Hypereosinophilia (HE) is eosinophil count >500/μL. The association of HE with acute lymphoblastic leukemia (ALL) is extremely rare, with an incidence of less than 1%. HE may precede the common symptoms and signs of ALL by several months or weeks. In some cases, the symptoms may be due to eosinophilic organ or system infiltration, and these findings may be different from the classical ALL symptoms, thus delaying the diagnosis. Here, we report a male patient who presented with HE and was diagnosed as PreB-ALL.

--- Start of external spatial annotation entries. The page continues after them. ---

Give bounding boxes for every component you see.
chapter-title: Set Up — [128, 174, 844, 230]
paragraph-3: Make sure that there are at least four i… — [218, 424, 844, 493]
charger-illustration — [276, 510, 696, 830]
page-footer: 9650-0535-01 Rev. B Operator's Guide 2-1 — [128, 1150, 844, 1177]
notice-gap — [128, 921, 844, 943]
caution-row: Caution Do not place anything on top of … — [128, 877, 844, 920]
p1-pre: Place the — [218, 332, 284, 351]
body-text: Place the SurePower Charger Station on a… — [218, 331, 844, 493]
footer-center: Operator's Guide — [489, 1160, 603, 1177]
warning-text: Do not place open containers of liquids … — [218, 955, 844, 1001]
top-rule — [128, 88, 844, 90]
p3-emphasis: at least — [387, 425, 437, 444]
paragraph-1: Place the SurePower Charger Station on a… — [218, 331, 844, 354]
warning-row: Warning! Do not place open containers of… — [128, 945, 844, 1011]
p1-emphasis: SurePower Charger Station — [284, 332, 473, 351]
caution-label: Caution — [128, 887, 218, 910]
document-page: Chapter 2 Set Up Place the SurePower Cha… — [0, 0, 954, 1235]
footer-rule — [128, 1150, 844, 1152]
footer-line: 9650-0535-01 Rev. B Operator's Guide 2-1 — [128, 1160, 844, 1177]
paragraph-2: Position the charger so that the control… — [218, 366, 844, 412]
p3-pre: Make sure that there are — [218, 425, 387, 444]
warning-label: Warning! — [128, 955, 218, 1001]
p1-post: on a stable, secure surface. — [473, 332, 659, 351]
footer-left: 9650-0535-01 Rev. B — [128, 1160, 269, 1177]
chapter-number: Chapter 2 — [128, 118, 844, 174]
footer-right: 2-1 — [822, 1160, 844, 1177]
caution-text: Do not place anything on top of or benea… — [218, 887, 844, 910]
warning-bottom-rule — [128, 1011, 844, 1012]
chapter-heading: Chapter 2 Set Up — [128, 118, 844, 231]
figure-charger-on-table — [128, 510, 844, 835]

A 9-year-old boy patient was admitted to Inonu University Turgut Özal Medical Center with complaints of testicular pain and swelling. The patient's hemogram showed HE, but there was no leukocytosis or cytopenia.. No atypical cell was observed in peripheral smear. On scrotal ultrasonography (USG), the left epididymal head had a mildly heterogeneous appearance and the patient was treated for epididymitis with suspicion of epididymitis. Approximately one week later, the patient presented with fever . The patient's peripheral smear showed 36% blasts, 38% eosinophils, 2% monocytes, 6% lymphocytes, 10% segments and 8% bands. Bone marrow aspiration was performed for the diagnosis of acute leukemia and PreB-ALL was diagnosed. Control testicular USG was evaluated as testicular involvement of leukemia. During follow-up, the patient had nausea, vomiting, dizziness, decreased visual field, nuchal rigidity, and outward gaze limitation. Magnetic resonance (MR) venography revealed thrombosis in the inferior sagittal sinus and anticoagulant therapy was initiated. The patient with central nervous system symptoms was considered to have leukemic involvement and his treatment was adjusted.

ALL is a condition that can cause HE. The prognosis is poor in ALL patients presenting with HE. HE may occur before the classical ALL symptoms therefore the diagnosis of ALL should also be considered in patients presenting with HE.